When astronaut John Glenn commenced mission Mercury-Atlas 6 to become the first American to orbit the Earth, he had something strange strapped to his silver spacesuit: a stopwatch.
Seconds after launch, Glenn starts the stopwatch in sync with tracking stations across the world and at that moment Mission Elapsed Time begins counting up from zero. And so a new timezone shared between a handful of specialists on Earth and one man in space is created: a new epoch.
An epoch is an instant in time chosen as the origin of a particular era […] The epoch moment […] defined from a specific, clear event of change.
That’s the premise behind Time Since Launch, a long-scale clock made by US indy design duo CW&T that I purchased at the start of the month. Functioning like a stopwatch grenade, pulling its pin burns into the Time Since Launch chip that very moment – an action that cannot be undone.
The counter will then tick up for just shy of one million days: 2,739 years.
I pulled my pin at an entirely arbitary time: September 15th 2021 at 05:32. I’ve also done a range of non-pin-pulling related things including decking the house out with Philips Hue lightbulbs and Eve Cameras – I manage the whole lot in Apple’s HomeKit – and I laid my hands on the Astrohaus Freewrite Traveller, an offline ‘smart’ typewriter. I hope it’ll help me write better in a more distraction-free environment.
As well as writing, I’ve been reading. Walking Home by Simon Armitage and Anna McNuff’s trilogy of adventure books – The Pants of Perspective, Fifty Shades of the USA, and Llama Drama – are all fantastic. Anna and I have spoken on a couple of occasions and she’s bloody lovely.
There’s also About Time: A History of Civilization in Twelve Clocks by David Rooney which unpicks humankind’s fascination with measuring and studying time from GMT to GPS, time as a means to oppress, liberate, time as a weapon, and as a peacekeeping tool. If you’re after a 30-minute viewable version instead, David’s seminar provides a nice overview.
I’m in London for the first time in four months today visiting both the Science Museum and Royal Observatory for a project I’m launching in the new year.
The Science Museum is home to the Clock of the Long Now prototype; a 10,000-year timepiece designed by the Long Now Foundation to tick once a year and chime a unique permutation of bells every day. January 07003 is the Brian Eno album that explores those bells and you can jump to specific dates here.
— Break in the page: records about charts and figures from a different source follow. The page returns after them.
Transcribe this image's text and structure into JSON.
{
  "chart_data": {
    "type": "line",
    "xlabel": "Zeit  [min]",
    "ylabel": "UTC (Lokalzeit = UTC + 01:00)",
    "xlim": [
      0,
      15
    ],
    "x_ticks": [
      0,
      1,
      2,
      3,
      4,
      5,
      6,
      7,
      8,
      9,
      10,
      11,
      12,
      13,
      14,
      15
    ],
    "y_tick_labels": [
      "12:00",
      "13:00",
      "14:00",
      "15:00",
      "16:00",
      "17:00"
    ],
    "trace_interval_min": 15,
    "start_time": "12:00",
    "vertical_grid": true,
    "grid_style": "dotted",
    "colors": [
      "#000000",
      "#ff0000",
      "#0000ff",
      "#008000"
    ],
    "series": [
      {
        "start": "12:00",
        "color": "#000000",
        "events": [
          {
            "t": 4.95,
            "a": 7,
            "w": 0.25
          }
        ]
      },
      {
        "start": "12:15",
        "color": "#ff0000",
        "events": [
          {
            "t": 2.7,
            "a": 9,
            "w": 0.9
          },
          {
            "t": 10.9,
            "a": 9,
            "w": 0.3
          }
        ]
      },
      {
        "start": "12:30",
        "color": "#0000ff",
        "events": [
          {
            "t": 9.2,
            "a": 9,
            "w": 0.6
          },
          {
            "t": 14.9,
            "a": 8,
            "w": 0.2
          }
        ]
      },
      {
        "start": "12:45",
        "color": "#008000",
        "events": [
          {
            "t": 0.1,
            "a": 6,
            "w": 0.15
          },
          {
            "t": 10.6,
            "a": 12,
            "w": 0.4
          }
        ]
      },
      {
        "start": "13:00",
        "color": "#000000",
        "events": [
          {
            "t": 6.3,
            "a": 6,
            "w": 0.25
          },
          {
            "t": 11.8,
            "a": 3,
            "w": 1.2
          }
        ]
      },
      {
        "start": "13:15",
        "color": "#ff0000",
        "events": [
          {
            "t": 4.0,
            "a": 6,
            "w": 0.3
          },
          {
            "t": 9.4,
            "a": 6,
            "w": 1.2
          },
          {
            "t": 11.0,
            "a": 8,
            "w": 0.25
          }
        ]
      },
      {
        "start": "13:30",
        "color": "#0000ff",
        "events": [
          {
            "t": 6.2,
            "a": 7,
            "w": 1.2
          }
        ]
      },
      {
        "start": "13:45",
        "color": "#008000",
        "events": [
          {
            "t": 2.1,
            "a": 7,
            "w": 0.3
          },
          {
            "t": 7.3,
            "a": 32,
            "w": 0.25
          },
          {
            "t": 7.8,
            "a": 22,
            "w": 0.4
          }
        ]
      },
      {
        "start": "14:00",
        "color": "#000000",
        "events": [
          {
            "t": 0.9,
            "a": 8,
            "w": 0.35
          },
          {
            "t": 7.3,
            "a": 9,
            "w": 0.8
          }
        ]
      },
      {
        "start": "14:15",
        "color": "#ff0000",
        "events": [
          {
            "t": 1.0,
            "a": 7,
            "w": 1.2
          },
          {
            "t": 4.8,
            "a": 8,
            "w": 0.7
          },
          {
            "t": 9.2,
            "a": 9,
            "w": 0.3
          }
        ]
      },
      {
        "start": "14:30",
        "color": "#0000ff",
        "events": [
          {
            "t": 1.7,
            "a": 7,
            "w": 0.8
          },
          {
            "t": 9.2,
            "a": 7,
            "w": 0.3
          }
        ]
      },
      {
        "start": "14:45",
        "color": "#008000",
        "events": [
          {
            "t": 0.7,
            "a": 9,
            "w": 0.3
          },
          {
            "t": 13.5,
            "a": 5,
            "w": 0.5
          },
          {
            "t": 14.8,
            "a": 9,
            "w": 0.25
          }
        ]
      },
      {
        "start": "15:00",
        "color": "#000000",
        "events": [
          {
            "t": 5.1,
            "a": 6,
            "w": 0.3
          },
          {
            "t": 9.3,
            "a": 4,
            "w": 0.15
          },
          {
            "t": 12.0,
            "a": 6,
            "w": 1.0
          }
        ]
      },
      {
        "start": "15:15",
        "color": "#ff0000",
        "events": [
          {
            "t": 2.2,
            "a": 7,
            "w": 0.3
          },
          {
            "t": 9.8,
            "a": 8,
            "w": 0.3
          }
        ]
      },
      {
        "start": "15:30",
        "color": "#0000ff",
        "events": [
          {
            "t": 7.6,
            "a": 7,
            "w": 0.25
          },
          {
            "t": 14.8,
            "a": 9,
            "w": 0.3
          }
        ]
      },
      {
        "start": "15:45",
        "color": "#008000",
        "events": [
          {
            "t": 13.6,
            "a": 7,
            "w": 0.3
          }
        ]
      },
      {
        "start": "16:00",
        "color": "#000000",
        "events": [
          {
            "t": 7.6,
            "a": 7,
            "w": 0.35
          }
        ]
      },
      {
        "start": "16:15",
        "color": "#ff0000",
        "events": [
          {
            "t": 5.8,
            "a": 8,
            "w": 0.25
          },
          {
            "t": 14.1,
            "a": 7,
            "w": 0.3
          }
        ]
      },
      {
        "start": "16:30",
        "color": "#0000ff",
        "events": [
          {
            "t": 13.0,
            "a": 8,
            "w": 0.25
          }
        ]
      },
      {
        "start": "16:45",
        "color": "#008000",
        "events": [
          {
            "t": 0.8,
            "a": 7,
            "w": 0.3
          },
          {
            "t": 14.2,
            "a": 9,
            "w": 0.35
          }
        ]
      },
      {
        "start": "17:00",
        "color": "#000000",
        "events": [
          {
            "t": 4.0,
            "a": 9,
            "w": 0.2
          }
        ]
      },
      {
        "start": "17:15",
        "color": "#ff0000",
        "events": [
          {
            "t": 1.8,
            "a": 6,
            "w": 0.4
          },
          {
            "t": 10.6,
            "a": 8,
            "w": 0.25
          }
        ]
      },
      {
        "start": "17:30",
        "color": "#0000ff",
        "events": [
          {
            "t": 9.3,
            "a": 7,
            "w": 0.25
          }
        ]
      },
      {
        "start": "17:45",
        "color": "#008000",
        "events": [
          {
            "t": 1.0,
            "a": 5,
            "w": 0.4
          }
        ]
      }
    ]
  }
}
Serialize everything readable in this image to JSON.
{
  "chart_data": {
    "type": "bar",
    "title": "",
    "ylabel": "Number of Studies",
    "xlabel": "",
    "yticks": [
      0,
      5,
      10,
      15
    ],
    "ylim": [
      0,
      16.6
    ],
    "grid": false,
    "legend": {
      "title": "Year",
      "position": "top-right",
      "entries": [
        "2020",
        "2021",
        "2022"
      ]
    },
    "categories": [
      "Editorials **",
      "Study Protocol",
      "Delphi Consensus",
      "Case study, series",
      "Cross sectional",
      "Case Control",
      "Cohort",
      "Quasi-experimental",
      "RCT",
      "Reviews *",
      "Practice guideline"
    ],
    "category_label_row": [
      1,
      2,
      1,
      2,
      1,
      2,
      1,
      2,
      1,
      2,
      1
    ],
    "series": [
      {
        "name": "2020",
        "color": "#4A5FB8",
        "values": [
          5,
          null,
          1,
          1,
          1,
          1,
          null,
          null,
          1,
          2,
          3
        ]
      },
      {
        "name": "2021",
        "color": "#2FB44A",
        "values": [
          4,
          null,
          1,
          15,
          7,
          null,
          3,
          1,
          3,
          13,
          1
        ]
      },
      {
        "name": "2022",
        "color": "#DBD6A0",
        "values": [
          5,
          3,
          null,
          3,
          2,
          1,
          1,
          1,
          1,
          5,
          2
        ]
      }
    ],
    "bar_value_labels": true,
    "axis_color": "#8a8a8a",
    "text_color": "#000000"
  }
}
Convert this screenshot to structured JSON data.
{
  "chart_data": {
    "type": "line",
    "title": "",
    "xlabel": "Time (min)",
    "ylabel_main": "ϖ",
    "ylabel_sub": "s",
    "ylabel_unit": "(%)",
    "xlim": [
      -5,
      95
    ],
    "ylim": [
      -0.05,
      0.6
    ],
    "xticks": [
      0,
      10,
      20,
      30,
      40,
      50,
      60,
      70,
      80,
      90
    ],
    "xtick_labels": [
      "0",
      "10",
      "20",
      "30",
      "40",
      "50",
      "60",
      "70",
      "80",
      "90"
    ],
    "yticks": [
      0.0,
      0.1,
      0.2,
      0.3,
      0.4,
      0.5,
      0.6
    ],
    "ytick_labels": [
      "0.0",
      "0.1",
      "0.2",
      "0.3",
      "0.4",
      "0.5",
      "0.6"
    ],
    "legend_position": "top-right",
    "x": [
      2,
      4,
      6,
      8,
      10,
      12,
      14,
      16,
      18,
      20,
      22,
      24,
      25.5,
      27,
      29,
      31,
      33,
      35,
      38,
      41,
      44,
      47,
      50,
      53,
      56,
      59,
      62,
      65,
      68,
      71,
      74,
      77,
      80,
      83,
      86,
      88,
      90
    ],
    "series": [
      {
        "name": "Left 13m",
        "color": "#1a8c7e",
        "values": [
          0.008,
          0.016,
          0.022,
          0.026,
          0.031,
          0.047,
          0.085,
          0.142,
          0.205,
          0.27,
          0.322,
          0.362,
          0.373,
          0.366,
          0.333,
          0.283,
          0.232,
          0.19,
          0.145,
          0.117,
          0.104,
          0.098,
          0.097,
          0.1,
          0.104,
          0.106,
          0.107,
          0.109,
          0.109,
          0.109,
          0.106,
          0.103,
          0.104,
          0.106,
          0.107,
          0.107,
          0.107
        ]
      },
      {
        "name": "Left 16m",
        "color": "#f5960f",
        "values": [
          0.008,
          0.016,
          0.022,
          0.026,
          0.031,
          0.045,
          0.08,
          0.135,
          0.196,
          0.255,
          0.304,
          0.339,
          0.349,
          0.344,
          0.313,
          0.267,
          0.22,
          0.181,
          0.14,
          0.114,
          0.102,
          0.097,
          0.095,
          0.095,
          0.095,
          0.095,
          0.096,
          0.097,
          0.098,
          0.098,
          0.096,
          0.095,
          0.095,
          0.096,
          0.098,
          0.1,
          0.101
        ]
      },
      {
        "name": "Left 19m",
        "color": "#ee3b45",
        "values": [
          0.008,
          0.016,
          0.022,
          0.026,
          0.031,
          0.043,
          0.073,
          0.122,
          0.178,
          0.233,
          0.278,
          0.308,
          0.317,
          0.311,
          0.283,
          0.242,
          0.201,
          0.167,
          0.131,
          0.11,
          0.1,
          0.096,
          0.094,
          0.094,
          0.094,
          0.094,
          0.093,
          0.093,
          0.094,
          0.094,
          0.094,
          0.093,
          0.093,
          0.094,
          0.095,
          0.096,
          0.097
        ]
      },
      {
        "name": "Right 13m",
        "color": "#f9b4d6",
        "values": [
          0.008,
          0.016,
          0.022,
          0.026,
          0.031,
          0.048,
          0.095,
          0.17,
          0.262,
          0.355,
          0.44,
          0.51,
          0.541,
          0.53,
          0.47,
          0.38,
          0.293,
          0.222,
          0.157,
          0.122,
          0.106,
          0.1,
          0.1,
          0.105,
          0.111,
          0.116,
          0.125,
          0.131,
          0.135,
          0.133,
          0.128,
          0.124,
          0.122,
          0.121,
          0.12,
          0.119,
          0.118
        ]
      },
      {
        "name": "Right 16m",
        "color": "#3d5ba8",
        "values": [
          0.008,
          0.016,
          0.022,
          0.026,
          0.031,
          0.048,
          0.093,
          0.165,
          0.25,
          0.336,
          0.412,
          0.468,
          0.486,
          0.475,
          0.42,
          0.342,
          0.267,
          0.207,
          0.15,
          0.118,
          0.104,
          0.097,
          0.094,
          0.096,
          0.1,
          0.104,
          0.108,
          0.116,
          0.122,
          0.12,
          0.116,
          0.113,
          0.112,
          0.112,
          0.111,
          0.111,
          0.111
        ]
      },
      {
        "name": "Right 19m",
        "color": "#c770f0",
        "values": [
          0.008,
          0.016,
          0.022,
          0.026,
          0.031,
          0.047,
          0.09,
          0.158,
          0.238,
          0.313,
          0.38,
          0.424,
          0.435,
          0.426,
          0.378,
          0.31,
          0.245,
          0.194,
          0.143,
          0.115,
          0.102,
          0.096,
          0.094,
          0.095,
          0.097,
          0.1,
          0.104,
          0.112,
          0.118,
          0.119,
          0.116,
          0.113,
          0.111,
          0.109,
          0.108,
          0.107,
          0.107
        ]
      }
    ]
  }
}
Another ‘slow clock’ lives at Bristol’s We The Curious which has a whole section dedicated to the exploration of time and our perception of it. I visited to experience their awe-inspiring planetarium and new exhibition, Project What If, for the Activity Quest podcast.
If we truly aspire to a more objective understanding of the world, we have to make use of the advantages to be gained by occupying different intellectual places.
That’s a quote from How The World Thinks by Julian Baggini, another book I’ve been reading this month. With the COP26 climate summit happening in just a few short weeks, our leaders need to fast reckon with the long term effects of short term thinking. Occupying different intellectual places and witnessing different perspectives is perhaps more vital than ever.
The Mysteries of Science team wrapped up season one of their podcast and extended an invitation to write for their Science and Nature magazine a few months ago. Astronauts get a literal different perspective and often come back psychologically changed from seeing the world from afar. It’s a phenomenon known as the Overview Effect and has fascinated me ever since I saw Gaia at Gloucester Cathedral in 2020. That’s what I wrote about and my piece on the Overview Effect is due to be published in The Week Junior’s Science and Nature magazine in the coming weeks. Look for it on better newsstands.
A renewed perspective is also the theme of Russell Brand’s new live show which I saw at Cheltenham Town Hall on the 23rd. Called 33, it’s all about the strangeness of lockdown: What have we learned? What have we not? And how do you ‘get back to normal’ if you’ve never been normal?
Talk of ‘the new normal’ is gauche this far since the epoch moment of March 23rd 2020 when the UK entered its first lockdown. Yet, over the past few weeks, in conversations with friends and colleagues, and as I walk around London and visit museums and galleries and live comedy shows, a realisation has come to pass: the pandemic is over.
Not scientifically – the pandemic is still there – but attitudes towards it have changed. Gradually, we’ve shifted our perspective. The news agenda has moved on, offices have re-opened, restrictions relaxed, the vast majority of people have the most effective vaccine in them, and we’re emerging from the nineteen month tunnel dazzled by a new dawn.
Mercury-Atlas 6 was the name of the mission. The spacecraft itself John got to name. He chose Friendship 7. After three orbits – 4 hours, 55 minutes and 23 seconds – John splashed down safely in the North Atlantic. After, he uttered just a few simple words:
We have an infinite amount to learn from both nature and from each other.
I think that sentiment is just as poignant today as it was when John uttered it 59 years ago.
We are in a new epoch – post-pandemic – and we have an infinite amount still to learn.
You’ll next hear from me on November 1st 2021.